The lack of association between
IL13 variants and tIgE levels in this Brazilian parasitized study population can be evaluated in the context of previous findings in industrialized populations where tIgE levels have been studied among different groups, such as atopic individuals who have been exposed to allergens, non-atopic individuals, or the general population. Specifically, in a linkage study identifying the 5q31-q33 region for tIgE levels, the signal was only present in the subset of the population among individuals where no IgE specific to antigens was detected.
[35] Similarly, in genetic association studies focusing on
IL13 variants, associations have been identified for tIgE levels among non-atopic individuals or the general population, but rarely among atopic individuals.
[8] For example, in the large British 1958 Birth Cohort following 4,570 individuals from the general population, basal tIgE means significantly differed between genotypes at both rs1800925 and rs20541.
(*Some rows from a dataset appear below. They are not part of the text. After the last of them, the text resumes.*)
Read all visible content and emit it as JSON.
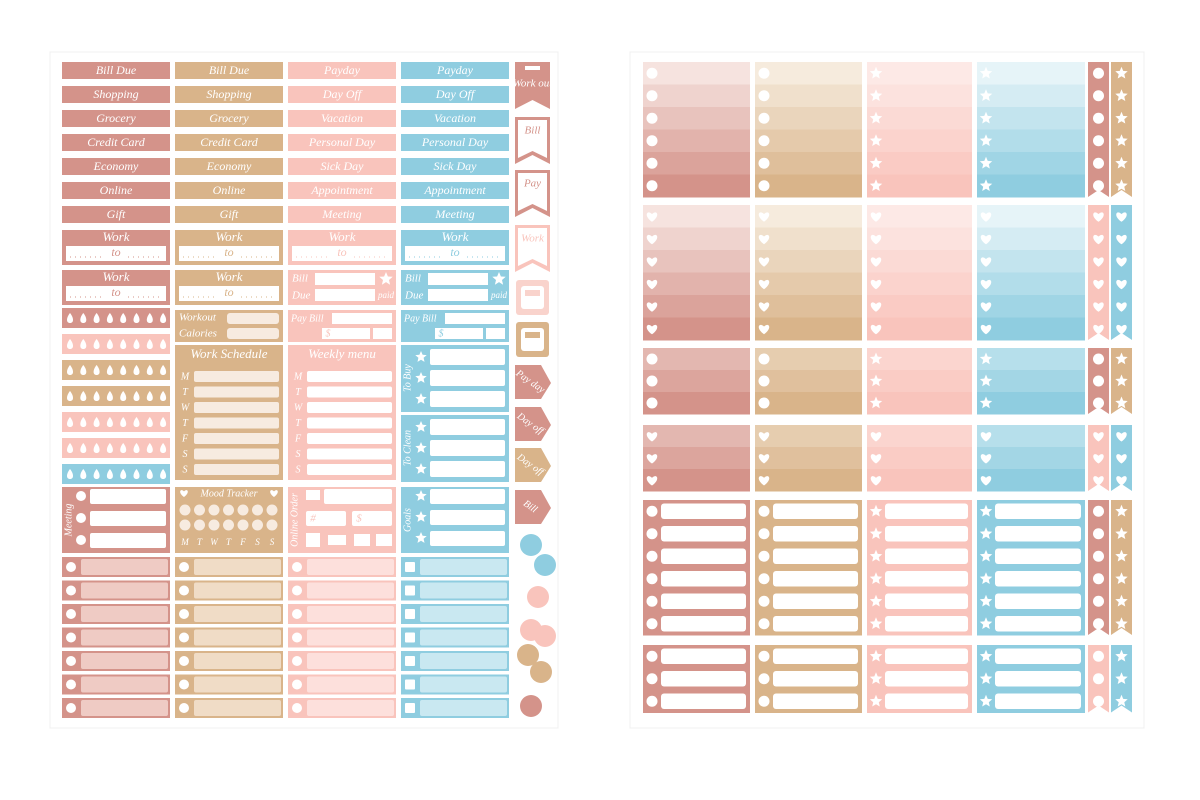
{
  "left_sheet": {
    "label_columns": [
      [
        "Bill Due",
        "Shopping",
        "Grocery",
        "Credit Card",
        "Economy",
        "Online",
        "Gift"
      ],
      [
        "Bill Due",
        "Shopping",
        "Grocery",
        "Credit Card",
        "Economy",
        "Online",
        "Gift"
      ],
      [
        "Payday",
        "Day Off",
        "Vacation",
        "Personal Day",
        "Sick Day",
        "Appointment",
        "Meeting"
      ],
      [
        "Payday",
        "Day Off",
        "Vacation",
        "Personal Day",
        "Sick Day",
        "Appointment",
        "Meeting"
      ]
    ],
    "work_boxes": [
      {
        "title": "Work",
        "to": "to"
      },
      {
        "title": "Work",
        "to": "to"
      },
      {
        "title": "Work",
        "to": "to"
      },
      {
        "title": "Work",
        "to": "to"
      },
      {
        "title": "Work",
        "to": "to"
      },
      {
        "title": "Work",
        "to": "to"
      }
    ],
    "bill_due_boxes": [
      {
        "bill": "Bill",
        "due": "Due",
        "paid": "paid"
      },
      {
        "bill": "Bill",
        "due": "Due",
        "paid": "paid"
      }
    ],
    "workout_box": {
      "workout": "Workout",
      "calories": "Calories"
    },
    "pay_bill_boxes": [
      {
        "title": "Pay Bill",
        "currency": "$"
      },
      {
        "title": "Pay Bill",
        "currency": "$"
      }
    ],
    "work_schedule": {
      "title": "Work Schedule",
      "days": [
        "M",
        "T",
        "W",
        "T",
        "F",
        "S",
        "S"
      ]
    },
    "weekly_menu": {
      "title": "Weekly menu",
      "days": [
        "M",
        "T",
        "W",
        "T",
        "F",
        "S",
        "S"
      ]
    },
    "lists": [
      {
        "title": "To Buy"
      },
      {
        "title": "To Clean"
      }
    ],
    "meeting": {
      "title": "Meeting"
    },
    "mood_tracker": {
      "title": "Mood Tracker",
      "days": [
        "M",
        "T",
        "W",
        "T",
        "F",
        "S",
        "S"
      ]
    },
    "online_order": {
      "title": "Online Order",
      "hash": "#",
      "currency": "$"
    },
    "goals": {
      "title": "Goals"
    },
    "flags": [
      "Work out",
      "Bill",
      "Pay",
      "Work"
    ],
    "tabs": [
      "Pay day",
      "Day off",
      "Day off",
      "Bill"
    ]
  }
}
[36] The helminth-endemic setting of the present Brazilian study population meant tIgE levels reflected a mixture of IgE specific to
S. mansoni and IgE specific to other helminths or antigens. Basal IgE levels without any antigenic stimulation, which are conditions under which we would expect to detect association with
IL13 polymorphisms based on the literature as discussed above, cannot be measured in a helminth-endemic setting by definition. Thus, the finding of no associations between
IL13 polymorphisms and tIgE levels in this Brazilian study is consistent with studies conducted in populations of industrialized communities.
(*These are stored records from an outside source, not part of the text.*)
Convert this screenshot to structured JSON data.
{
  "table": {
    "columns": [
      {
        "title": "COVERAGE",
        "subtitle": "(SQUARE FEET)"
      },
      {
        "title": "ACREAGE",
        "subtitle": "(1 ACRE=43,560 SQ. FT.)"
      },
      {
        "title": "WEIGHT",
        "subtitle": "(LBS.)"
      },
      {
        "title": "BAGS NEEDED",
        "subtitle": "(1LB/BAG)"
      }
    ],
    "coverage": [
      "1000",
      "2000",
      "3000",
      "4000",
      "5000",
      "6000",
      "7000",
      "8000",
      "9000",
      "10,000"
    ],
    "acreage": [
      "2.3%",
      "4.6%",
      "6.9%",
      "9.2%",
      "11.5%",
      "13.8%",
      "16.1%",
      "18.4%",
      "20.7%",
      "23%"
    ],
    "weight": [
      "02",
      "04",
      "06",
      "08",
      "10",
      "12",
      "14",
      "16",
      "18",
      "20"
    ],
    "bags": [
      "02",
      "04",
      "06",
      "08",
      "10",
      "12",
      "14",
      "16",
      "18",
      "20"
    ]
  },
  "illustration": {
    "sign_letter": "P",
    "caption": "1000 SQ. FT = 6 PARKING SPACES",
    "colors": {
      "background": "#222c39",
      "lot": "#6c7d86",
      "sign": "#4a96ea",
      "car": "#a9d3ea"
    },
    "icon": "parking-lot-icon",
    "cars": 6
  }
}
In our Brazilian study population, the age profile for
S. mansoni egg counts features a characteristic peak in infection intensity at 15 years, which represents acquisition of natural immunity to infection in adolescence shown previously.
[11] For tIgE levels, a different pattern was observed and mean values were highest among young children aged 6–9 years, and then declined with increasing age. We therefore performed association analyses across SNPs on subsets of independent individuals from the full study population comprising children under 15 years and individuals over 15 years of age. No differences in evidence for association were observed in the two subsets (data not shown).
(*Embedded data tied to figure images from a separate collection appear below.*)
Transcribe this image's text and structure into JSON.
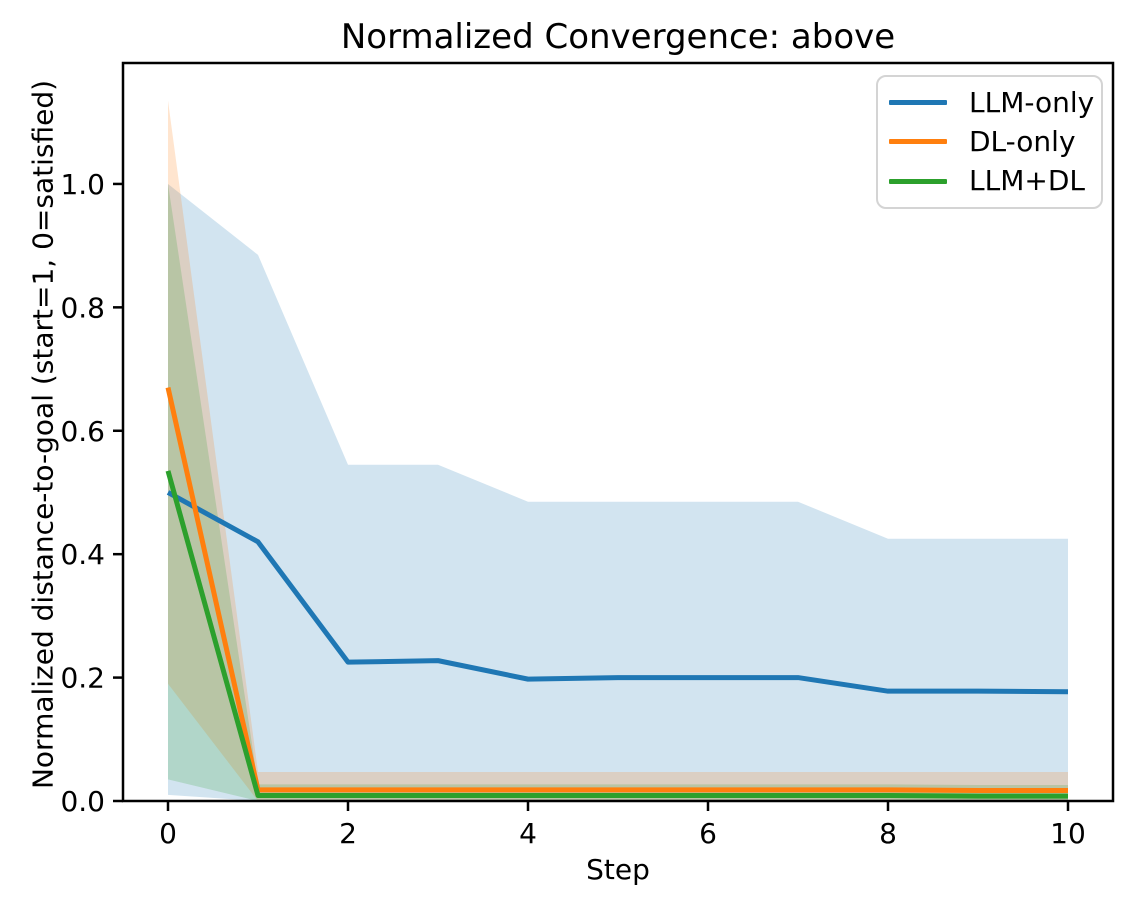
{
  "chart_data": {
    "type": "line",
    "title": "Normalized Convergence: above",
    "xlabel": "Step",
    "ylabel": "Normalized distance-to-goal (start=1, 0=satisfied)",
    "x": [
      0,
      1,
      2,
      3,
      4,
      5,
      6,
      7,
      8,
      9,
      10
    ],
    "xlim": [
      -0.5,
      10.5
    ],
    "ylim": [
      0,
      1.196
    ],
    "grid": false,
    "legend_position": "upper right",
    "band_alpha": 0.2,
    "xticks": [
      {
        "v": 0,
        "label": "0"
      },
      {
        "v": 2,
        "label": "2"
      },
      {
        "v": 4,
        "label": "4"
      },
      {
        "v": 6,
        "label": "6"
      },
      {
        "v": 8,
        "label": "8"
      },
      {
        "v": 10,
        "label": "10"
      }
    ],
    "yticks": [
      {
        "v": 0.0,
        "label": "0.0"
      },
      {
        "v": 0.2,
        "label": "0.2"
      },
      {
        "v": 0.4,
        "label": "0.4"
      },
      {
        "v": 0.6,
        "label": "0.6"
      },
      {
        "v": 0.8,
        "label": "0.8"
      },
      {
        "v": 1.0,
        "label": "1.0"
      }
    ],
    "series": [
      {
        "name": "LLM-only",
        "color": "#1f77b4",
        "values": [
          0.5,
          0.42,
          0.225,
          0.2275,
          0.1975,
          0.2,
          0.2,
          0.2,
          0.178,
          0.178,
          0.177
        ],
        "band_upper": [
          1.0,
          0.885,
          0.545,
          0.545,
          0.485,
          0.485,
          0.485,
          0.485,
          0.425,
          0.425,
          0.425
        ],
        "band_lower": [
          0.01,
          0.0,
          0.0,
          0.0,
          0.0,
          0.0,
          0.0,
          0.0,
          0.0,
          0.0,
          0.0
        ]
      },
      {
        "name": "DL-only",
        "color": "#ff7f0e",
        "values": [
          0.67,
          0.018,
          0.018,
          0.018,
          0.018,
          0.018,
          0.018,
          0.018,
          0.018,
          0.017,
          0.017
        ],
        "band_upper": [
          1.135,
          0.047,
          0.047,
          0.047,
          0.047,
          0.047,
          0.047,
          0.047,
          0.047,
          0.047,
          0.047
        ],
        "band_lower": [
          0.19,
          0.0,
          0.0,
          0.0,
          0.0,
          0.0,
          0.0,
          0.0,
          0.0,
          0.0,
          0.0
        ]
      },
      {
        "name": "LLM+DL",
        "color": "#2ca02c",
        "values": [
          0.535,
          0.009,
          0.009,
          0.009,
          0.009,
          0.009,
          0.009,
          0.009,
          0.009,
          0.008,
          0.008
        ],
        "band_upper": [
          1.0,
          0.027,
          0.027,
          0.027,
          0.027,
          0.027,
          0.027,
          0.027,
          0.027,
          0.026,
          0.026
        ],
        "band_lower": [
          0.035,
          0.0,
          0.0,
          0.0,
          0.0,
          0.0,
          0.0,
          0.0,
          0.0,
          0.0,
          0.0
        ]
      }
    ]
  }
}
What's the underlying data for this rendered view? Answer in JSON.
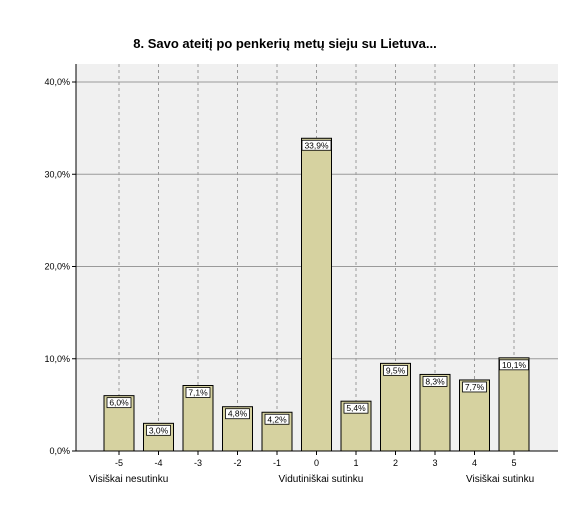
{
  "chart_data": {
    "type": "bar",
    "title": "8. Savo ateitį po penkerių metų sieju su Lietuva...",
    "categories": [
      "-5",
      "-4",
      "-3",
      "-2",
      "-1",
      "0",
      "1",
      "2",
      "3",
      "4",
      "5"
    ],
    "values": [
      6.0,
      3.0,
      7.1,
      4.8,
      4.2,
      33.9,
      5.4,
      9.5,
      8.3,
      7.7,
      10.1
    ],
    "data_labels": [
      "6,0%",
      "3,0%",
      "7,1%",
      "4,8%",
      "4,2%",
      "33,9%",
      "5,4%",
      "9,5%",
      "8,3%",
      "7,7%",
      "10,1%"
    ],
    "yticks": [
      0,
      10,
      20,
      30,
      40
    ],
    "ytick_labels": [
      "0,0%",
      "10,0%",
      "20,0%",
      "30,0%",
      "40,0%"
    ],
    "ylim": [
      0,
      40
    ],
    "xlabel": "",
    "ylabel": "",
    "grid": true,
    "scale_anchors": {
      "left": "Visiškai nesutinku",
      "middle": "Vidutiniškai sutinku",
      "right": "Visiškai sutinku"
    },
    "colors": {
      "bar_fill": "#d6d2a0",
      "bar_stroke": "#000000",
      "plot_background": "#f0f0f0",
      "grid": "#9a9a9a"
    }
  }
}
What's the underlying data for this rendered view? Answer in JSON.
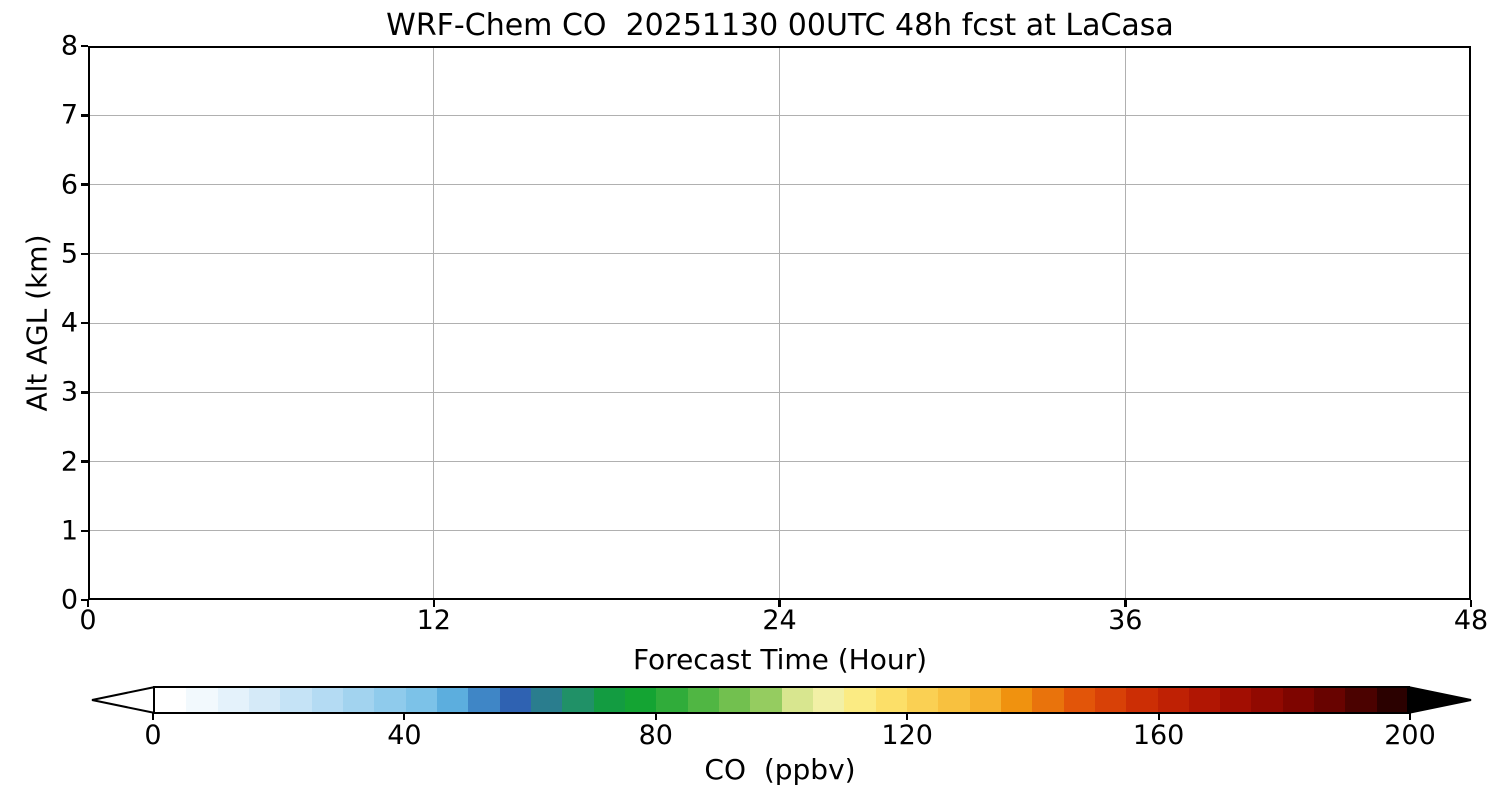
{
  "title": "WRF-Chem CO  20251130 00UTC 48h fcst at LaCasa",
  "colors": {
    "background": "#ffffff",
    "spine": "#000000",
    "grid": "#b0b0b0",
    "text": "#000000"
  },
  "chart_data": {
    "type": "heatmap",
    "title": "WRF-Chem CO  20251130 00UTC 48h fcst at LaCasa",
    "xlabel": "Forecast Time (Hour)",
    "ylabel": "Alt AGL (km)",
    "xlim": [
      0,
      48
    ],
    "ylim": [
      0,
      8
    ],
    "x_ticks": [
      0,
      12,
      24,
      36,
      48
    ],
    "y_ticks": [
      0,
      1,
      2,
      3,
      4,
      5,
      6,
      7,
      8
    ],
    "grid": true,
    "series": [],
    "colorbar": {
      "label": "CO  (ppbv)",
      "range": [
        0,
        200
      ],
      "ticks": [
        0,
        40,
        80,
        120,
        160,
        200
      ],
      "extend": "both",
      "under_color": "#ffffff",
      "over_color": "#000000",
      "segment_colors": [
        "#ffffff",
        "#f2f9fd",
        "#e4f2fb",
        "#d5eaf8",
        "#c5e3f6",
        "#b4dbf3",
        "#a2d3ef",
        "#8fcbec",
        "#7cc2e8",
        "#5caede",
        "#3f86c6",
        "#2f62b2",
        "#2a7d8e",
        "#209167",
        "#139c41",
        "#14a433",
        "#30ac3a",
        "#50b643",
        "#72c04f",
        "#95cc60",
        "#d8e68f",
        "#f2f0a6",
        "#fbeb83",
        "#fcdf68",
        "#fad053",
        "#f8c13f",
        "#f6b12d",
        "#f0920f",
        "#e9730c",
        "#e25509",
        "#d84107",
        "#cc2e05",
        "#bf2104",
        "#b11603",
        "#a20e02",
        "#910901",
        "#7e0500",
        "#680300",
        "#4b0200",
        "#2b0100"
      ]
    }
  }
}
Thus, evaluating our data in the context of the literature suggests IL-13 acts most strongly on TH2 pathway effector mechanisms (as reflected in statistical associations with S. mansoni egg counts) rather than on TH2 pathway activation (as reflected by lack of association with tIgE levels). It is also possible IL-13 acts during only early TH2 activation in an antigen-specific manner, but IgE levels specific against schistosomiasis antigens were not available in this Brazilian study.
The two quantitative traits, tIgE levels, representing TH2 pathway activation, and S. mansoni egg counts, reflecting global impact of TH2 effector mechanisms and helminthic host immunity, provided a unique opportunity for genetic dissection of the TH2 pathway in the context of schistosomiasis endemicity. In summary, we have found significant associations between two well-known functional variants and S. mansoni egg counts, and a striking lack of association with tIgE levels. Since the functional effect of both variants on the gene product, IL-13, is to increase its amount or activity, this finding suggests IL-13 functions to increase anti-helminth immunity, and functional variants may be an evolutionary vestige of selective forces that result in atopic phenotypes in modern, industrialized settings. Our evaluation of IL13 variation has demonstrated TH2 pathway genes shown to carry variants that impact on atopic disease are good candidates to evaluate determinants of host immunity to helminthic infections. Moreover, genetic association studies in schistosomiasis-endemic populations allow further fine dissection of the TH2 pathway and its role in disease, both helminthic and atopic.